What an excellent event the City Health 2018 conference proved to be. The seventh edition since the inaugural event at the Guildhall in the City of London in 2012 each subsequent has added to the knowledge and breadth which makes this such a fascinating and unique undertaking.
The city of Odesa were great hosts and combined with the tremendous efforts of the organisers nearly 250 participants from over 20 countries gathered to discuss how we can develop healthy responses during this period of unprecedented change and challenge. It was a great pleasure to meet so many people committed to improving urban health and be exposed to so many examples of great work. There were also some incredibly stimulating and thoughtful presentations and inputs, not just from speakers but also members of the audience. While I can’t pretend the travelling (especially the rather tight transfer times) were anything other than tiring City Health has done a wonderful job of recharging my batteries and energising me to consider how I can make use of what I have learned in Odesa and apply it and share it with colleagues in London. It certainly reminded me that many colleagues around the world face a level of challenge in delivering evidence-based approaches that some of us struggle to imagine.
Also, this blog will continue, not least because 2019 will see two City Health events! The first of these will see City Health hosted by Liverpool John Moores University on 22 March. Liverpool is not just a city with an important maritime history or being famous as being the home of The Beatles, it also enjoys a long influential history of innovation around public health, having been the first city in England to appoint a Medical Officer of Health in the mid-19 th century. More recently it has also been at the forefront of developments relating to harm reduction in relation to drug use and has led much of the work in trying to improve safety in the night time economy. Get the date in your calendar now. The other City Health event is to be held in Australia in September. While exact dates are yet to be confirmed this will be a great opportunity to take City Health beyond the confines of Europe and engage with a broader range of cities. Australia has, of course, often led global developments in terms of pragmatic and humane responses to problems associated with drug use. Though in terms of the current position relating to tobacco harm reduction it perhaps reminds us that no country has a monopoly on wisdom, or that previous victories mean there are not further battles to be fought in helping our most vulnerable communities. I very much hope you are able to participate or engage in one or other of these events.
Let me return to the recent conference in Odesa. The quality of speakers and presentations was outstanding. Reflecting the ethos of City Health, the presentations are already available via the website but in addition many were filmed, and these will be added in the coming weeks. Some of the issues which caught my attention will be flagged in forthcoming blogs, but I must mention David Wilson, the World Bank’s Global HIV/AIDS Program Director, who delivered the Alison Chesney and Eddie Kiloran Memorial lecture.
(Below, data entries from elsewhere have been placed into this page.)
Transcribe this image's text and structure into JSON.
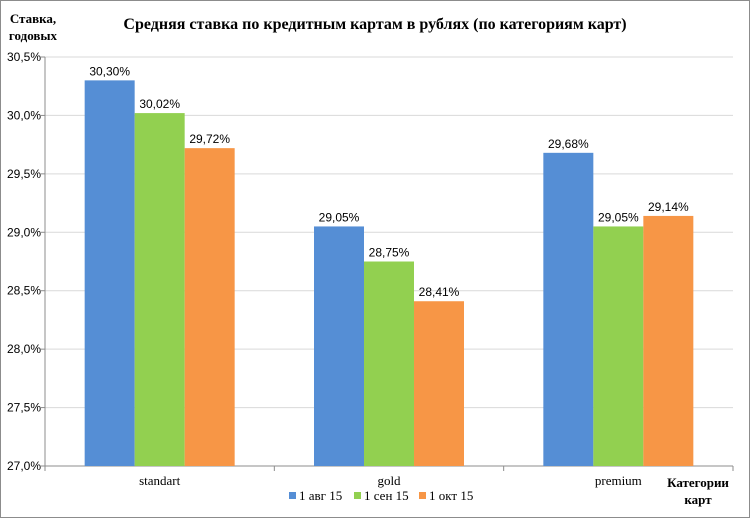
{
  "chart_data": {
    "type": "bar",
    "title": "Средняя ставка по кредитным картам в рублях (по категориям карт)",
    "ylabel": [
      "Ставка,",
      "годовых"
    ],
    "xlabel": [
      "Категории",
      "карт"
    ],
    "categories": [
      "standart",
      "gold",
      "premium"
    ],
    "series": [
      {
        "name": "1 авг 15",
        "color": "#558ED5",
        "values": [
          30.3,
          29.05,
          29.68
        ],
        "labels": [
          "30,30%",
          "29,05%",
          "29,68%"
        ]
      },
      {
        "name": "1 сен 15",
        "color": "#92D050",
        "values": [
          30.02,
          28.75,
          29.05
        ],
        "labels": [
          "30,02%",
          "28,75%",
          "29,05%"
        ]
      },
      {
        "name": "1 окт 15",
        "color": "#F79646",
        "values": [
          29.72,
          28.41,
          29.14
        ],
        "labels": [
          "29,72%",
          "28,41%",
          "29,14%"
        ]
      }
    ],
    "ylim": [
      27.0,
      30.5
    ],
    "yticks": [
      27.0,
      27.5,
      28.0,
      28.5,
      29.0,
      29.5,
      30.0,
      30.5
    ],
    "ytick_labels": [
      "27,0%",
      "27,5%",
      "28,0%",
      "28,5%",
      "29,0%",
      "29,5%",
      "30,0%",
      "30,5%"
    ],
    "grid": true,
    "legend_position": "bottom"
  }
}
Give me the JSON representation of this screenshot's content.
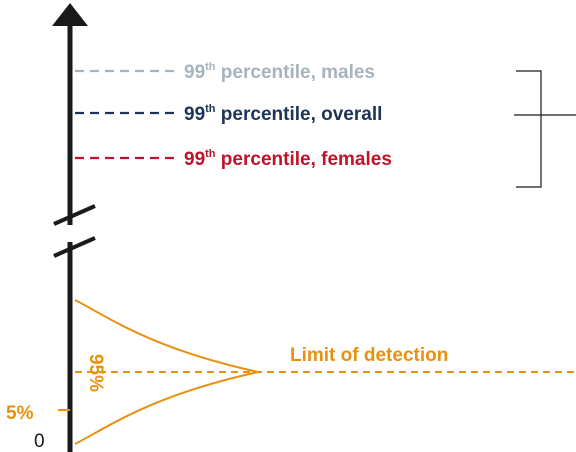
{
  "colors": {
    "axis": "#1a1a1a",
    "males": "#a6b4bd",
    "overall": "#1c3557",
    "females": "#c0122b",
    "detection": "#e8910f",
    "bracket": "#1a1a1a"
  },
  "icons": {
    "axis_arrow": "arrow-up-icon",
    "axis_break": "axis-break-icon"
  },
  "percentiles": [
    {
      "key": "males",
      "number": "99",
      "suffix": "th",
      "text": " percentile, males"
    },
    {
      "key": "overall",
      "number": "99",
      "suffix": "th",
      "text": " percentile, overall"
    },
    {
      "key": "females",
      "number": "99",
      "suffix": "th",
      "text": " percentile, females"
    }
  ],
  "distribution": {
    "coverage_label": "95%",
    "lower_tail_label": "5%",
    "limit_label": "Limit of detection"
  },
  "axis": {
    "zero_label": "0"
  }
}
He provided a global and historic overview of current health challenges, highlighting the great gains achieved by improved nutrition, sanitation, vaccination and antibiotics. He then raised the question that given this why are we so many societies and individuals experiencing such anxiety? He then highlighted examples where drug and alcohol use coupled with rises in heart disease were seeing declines in health expectancy.
Looking to the future he outlined the challenges posed by the current technological revolution and suggested we all need to start looking at the current and future challenges in health rather than continuing to fight the battles of the past. That poses a considerable challenge for us all.